Моника замерла и стала внимательно рассматривать его лицо, чтобы запомнить каждую черточку. Густой соболиный чуб, выбившийся из-под шляпы и разметавшийся по лбу. Такой же темно-коричневый цвет бровей и длинных густых ресниц. Светло-серые глаза с крохотными брызгами голубизны и черным ободком. Щетина, усиливающая и без того жесткие складки у рта. Четко очерченные губы, тут же напомнившие о мимолетном поцелуе, дразнящей и нежной ласке, которую так хотелось бы почувствовать вновь.

— У меня нос не съехал на сторону? — поинтересовался Стив.

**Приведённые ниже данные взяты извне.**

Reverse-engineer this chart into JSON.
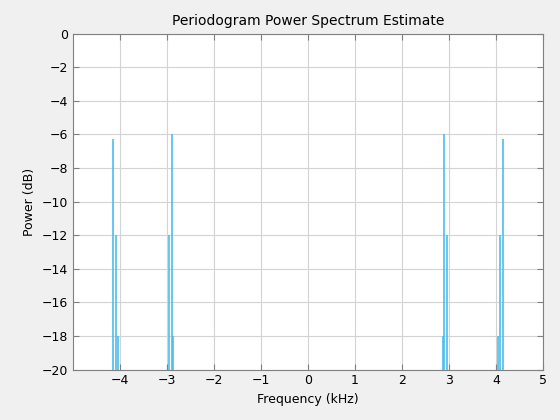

Она покраснела. Глазеть, оно и значит глазеть в любой культуре. Не очень-то это прилично. И чего уставилась на человека вытаращенными глазами? Ничего удивительного, что он насторожен. Впрочем, когда Стив рядом, ей тоже становится как-то не по себе.

— Вообще-то, да, — попыталась она отшутиться. — Малость смотрит вбок.

— Первый мой мустанг сбросил меня. Пострадали нос, два ребра и моя гордость.

— И что ты делал потом?

— Дышал через рот и учился ездить верхом. Для городского мальчишки стал не так уж плох в седле.